«Unser Besuch war eine Stärkung der Menschen im Heiligen Land»

Solothurn, 18.1.19 (kath.ch) Der Dialog zwischen den verschiedenen Volksgruppen im Heiligen Land ist wichtig, sagt der Präsident der Schweizer Bischofskonferenz, Felix Gmür. Er weilte mit einer internationalen Bischofsgruppe vom 12. bis 17. Januar in Heiligen Land.

Georges Scherrer

Herr Bischof, was haben Sie sich gedacht, als Sie bei Ihrer Ankunft das Flugzeug verliessen und Israel betraten?

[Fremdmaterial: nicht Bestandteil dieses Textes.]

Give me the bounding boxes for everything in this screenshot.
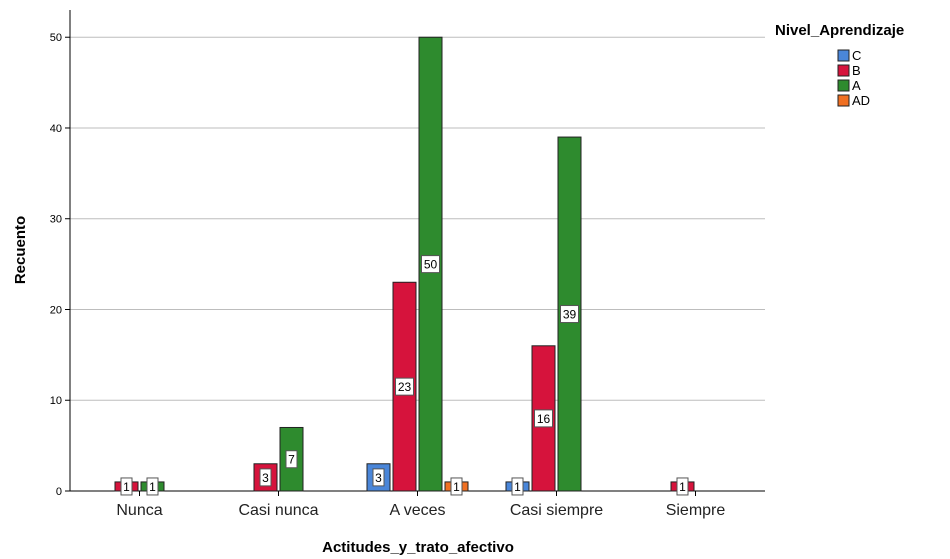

Felix Gmür: Wie schön, wieder einmal das Heilige Land besuchen zu dürfen.

Was haben Sie empfunden, als Sie das Flugzeug für die Rückfahrt wieder bestiegen.

Gmür: Ich empfand ein Gefühl der Dankbarkeit, dass ich das Land besuchen durfte, und auch Hoffnung für das Land. Hoffnung nähren wir durch unsere Solidarität, durch unser Interesse und durch unsere Besuche.

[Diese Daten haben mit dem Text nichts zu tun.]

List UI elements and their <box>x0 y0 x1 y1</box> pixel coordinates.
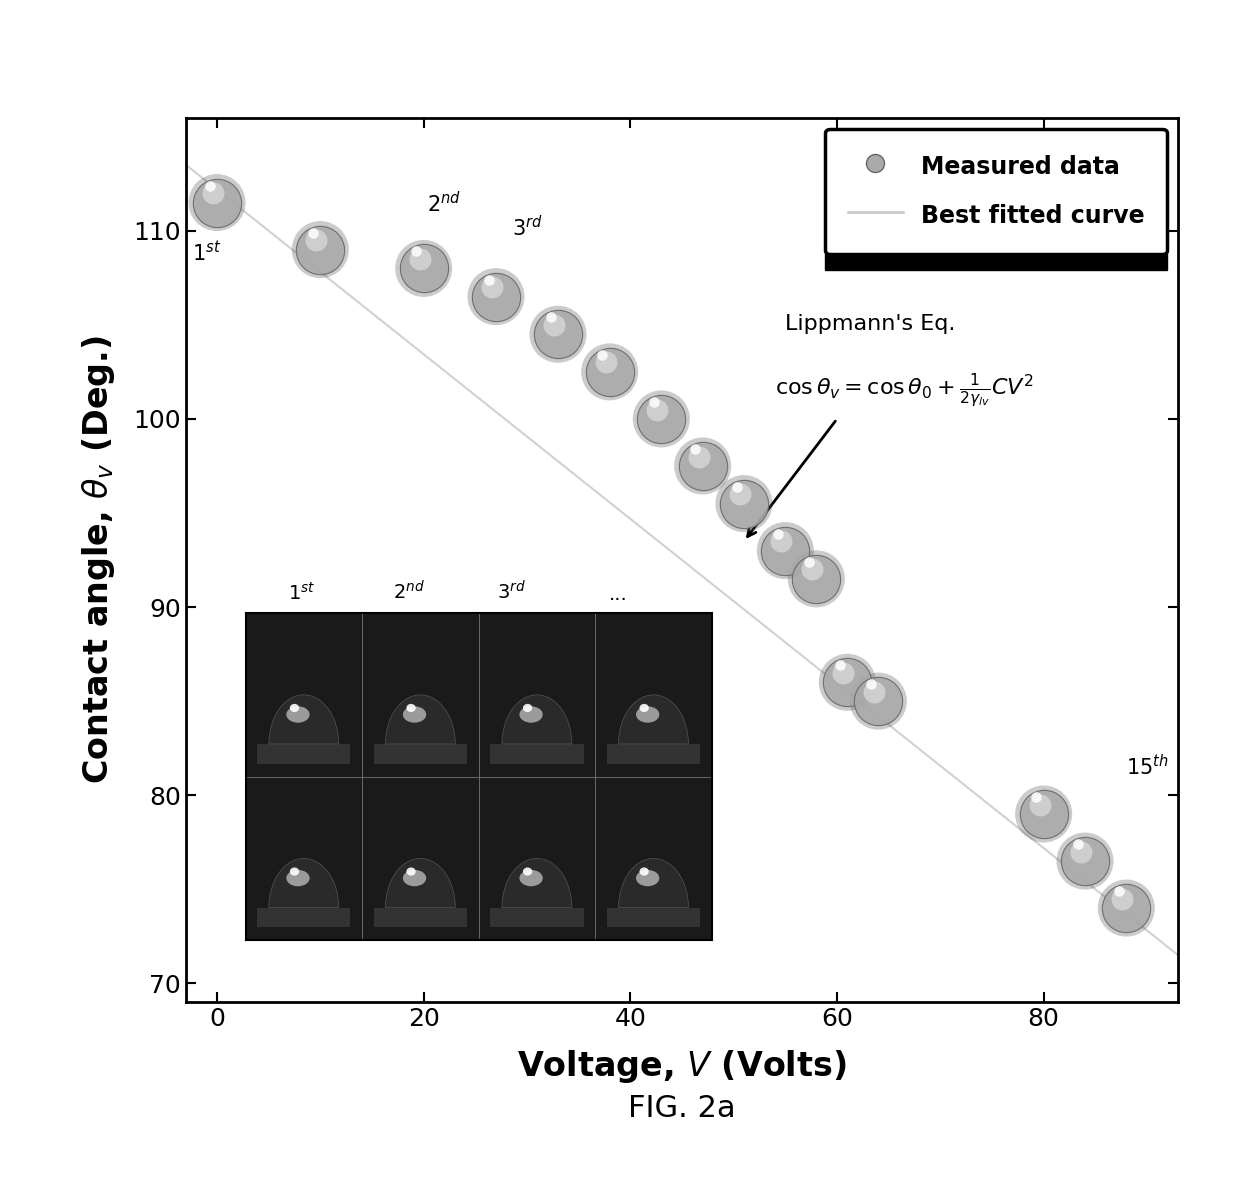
Point <box>541 308 560 327</box>
Point <box>734 494 754 513</box>
Point <box>864 683 884 702</box>
Point <box>1027 788 1047 806</box>
Point <box>1034 804 1054 823</box>
Point <box>799 553 818 572</box>
Point <box>200 176 219 195</box>
Point <box>775 541 795 560</box>
Point <box>771 532 791 551</box>
Point <box>806 569 826 588</box>
Point <box>647 400 667 419</box>
Point <box>693 456 713 475</box>
Point <box>830 656 849 674</box>
Point <box>479 270 498 289</box>
Bar <box>826 255 1167 270</box>
Text: 2$^{nd}$: 2$^{nd}$ <box>428 191 461 216</box>
Point <box>688 447 708 466</box>
Point <box>306 231 326 250</box>
Point <box>548 325 568 344</box>
Point <box>414 259 434 278</box>
X-axis label: Voltage, $V$ (Volts): Voltage, $V$ (Volts) <box>517 1048 847 1085</box>
Point <box>414 259 434 278</box>
Text: 3$^{rd}$: 3$^{rd}$ <box>512 215 542 241</box>
Point <box>1068 835 1087 854</box>
Point <box>651 409 671 428</box>
Text: ...: ... <box>609 585 627 604</box>
Text: 15$^{th}$: 15$^{th}$ <box>642 847 682 870</box>
Point <box>409 250 429 269</box>
Text: 2$^{nd}$: 2$^{nd}$ <box>393 580 424 604</box>
Point <box>837 673 857 692</box>
Point <box>407 242 427 261</box>
Point <box>833 664 853 683</box>
Point <box>727 477 746 496</box>
Point <box>806 569 826 588</box>
Point <box>593 345 613 364</box>
Y-axis label: Contact angle, $\theta_v$ (Deg.): Contact angle, $\theta_v$ (Deg.) <box>79 336 117 784</box>
Point <box>600 362 620 381</box>
Legend: Measured data, Best fitted curve: Measured data, Best fitted curve <box>826 129 1167 255</box>
Text: Lippmann's Eq.: Lippmann's Eq. <box>785 315 956 335</box>
Point <box>686 440 706 459</box>
Point <box>310 241 330 259</box>
Text: 3$^{rd}$: 3$^{rd}$ <box>497 580 526 604</box>
Point <box>1071 842 1091 861</box>
Point <box>837 673 857 692</box>
Point <box>1109 882 1128 901</box>
Point <box>645 393 665 411</box>
Point <box>734 494 754 513</box>
Point <box>1116 898 1136 917</box>
Point <box>1075 851 1095 870</box>
Point <box>207 193 227 212</box>
Point <box>651 409 671 428</box>
Point <box>861 674 880 693</box>
Point <box>310 241 330 259</box>
Text: 1$^{st}$: 1$^{st}$ <box>288 581 315 604</box>
Point <box>486 288 506 307</box>
Point <box>486 288 506 307</box>
Point <box>1112 889 1132 908</box>
Point <box>802 560 822 579</box>
Text: FIG. 2a: FIG. 2a <box>629 1094 735 1122</box>
Point <box>203 184 223 203</box>
Text: 1$^{st}$: 1$^{st}$ <box>192 241 221 265</box>
Point <box>868 692 888 711</box>
Text: $\cos\theta_v = \cos\theta_0 + \frac{1}{2\gamma_{lv}}CV^2$: $\cos\theta_v = \cos\theta_0 + \frac{1}{… <box>775 371 1034 410</box>
Point <box>482 278 502 297</box>
Point <box>303 223 322 242</box>
Point <box>1034 804 1054 823</box>
Point <box>600 362 620 381</box>
Point <box>207 193 227 212</box>
Text: 15$^{th}$: 15$^{th}$ <box>1126 755 1169 779</box>
Point <box>544 316 564 335</box>
Point <box>775 541 795 560</box>
Point <box>1029 795 1049 814</box>
Point <box>1116 898 1136 917</box>
Point <box>548 325 568 344</box>
Point <box>768 525 789 544</box>
Point <box>595 353 615 371</box>
Point <box>868 692 888 711</box>
Point <box>730 485 750 503</box>
Point <box>693 456 713 475</box>
Point <box>1075 851 1095 870</box>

Sie weilten mehrere Tage in Palästina und Israel. Was war das prägendste Erlebnis während der Reise?

Gmür: Ich kann nicht sagen, dass ein Erlebnis oder eine Begegnung besonders herausgestochen hätte. Bei meinen Besuchen im Heiligen Land stelle ich immer wieder das Gleiche fest: Es gibt eine grosse Vielfalt von Eindrücken, von Begegnungen, von Problemen, von Herausforderungen und von Situationen.

Diese grosse Vielfalt ist manchmal so immens, dass man meint, man müsste resignieren. Ein Beispiel ist das Drama der besetzten Gebiete und der Flüchtlingslager. Man erkennt, dass die Leute manchmal fast nicht mehr können. Gleichzeitig gibt es die Hoffnung – etwa bei den Christen. Sie glauben und tun etwas, damit die Situation besser wird.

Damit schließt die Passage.